Heterogeneous VAEs
Beware: This repository is under construction
Pytorch implementation of different VAE models to model heterogeneous data. Here, we call heterogeneous data those for which we assume that each feature is of a different type, and therefore each feature is assumed to have a different likelihood. Heterogeneous data is also known as mixed-type data and tabular data.
Usage
This repository is not meant to be a library which you can install and use as it is, but rather as a ML project code which you can freely fork and modify to fit your particular needs.
Dependencies
We are working on providing a conda requirements file. For the moment, there is a Dockerfile which you can build and use, or simply look at the project dependencies from there.
Example
You can find information about all the available arguments via python main.py --help
. For example, you can train the Wine dataset on a heterogeneous VAE with default arguments using:
python main.py -model=vae -dataset=datasets/Wine -seed=2 -miss-perc=20 -miss-suffix=1
Models
This repository contains implementations of the following models, adapted for heterogeneous likelihoods (if you use them in your work, make sure to cite the original authors):
- Autoencoding Variational Bayes (VAE): https://arxiv.org/abs/1312.6114
- Importance Weighted Autoencoder (IWAE): http://arxiv.org/abs/1509.00519
- Doubly Reparametrized Gradient Estimators for Monte Carlo objectives (DReG): http://arxiv.org/abs/1810.04152
- Handling Incomplete Heterogeneous Data using VAEs (HI-VAE): http://arxiv.org/abs/1807.03653
Likelihoods
The code supports the following likelihoods at the moment:
- Gaussian, for real-valued features.
- Log-normal, for positive-valued real features.
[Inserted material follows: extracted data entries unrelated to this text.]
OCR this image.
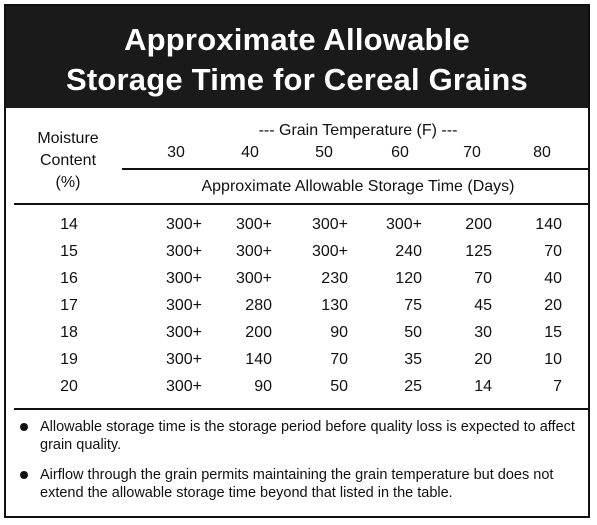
Approximate Allowable
Storage Time for Cereal Grains
Moisture
Content
(%)
--- Grain Temperature (F) ---
30	40	50	60	70	80
Approximate Allowable Storage Time (Days)
14	300+	300+	300+	300+	200	140
15	300+	300+	300+	240	125	70
16	300+	300+	230	120	70	40
17	300+	280	130	75	45	20
18	300+	200	90	50	30	15
19	300+	140	70	35	20	10
20	300+	90	50	25	14	7
Allowable storage time is the storage period before quality loss is expected to affect grain quality.
Airflow through the grain permits maintaining the grain temperature but does not extend the allowable storage time beyond that listed in the table.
- Bernoulli, for binary features.
- Categorical, for categorical features.
- Poisson, for positive-valued integer (count) features.
Datasets
We provide with this code some example datasets taken from UCI and R package datasets. You can use any dataset as long as the format is the same.
Contributing
The code can be further simplified and polished, and we still have some legacy code. Pull requests and issues are more than welcome, as long as it contributes to making the code clean, simple, general, and elegant.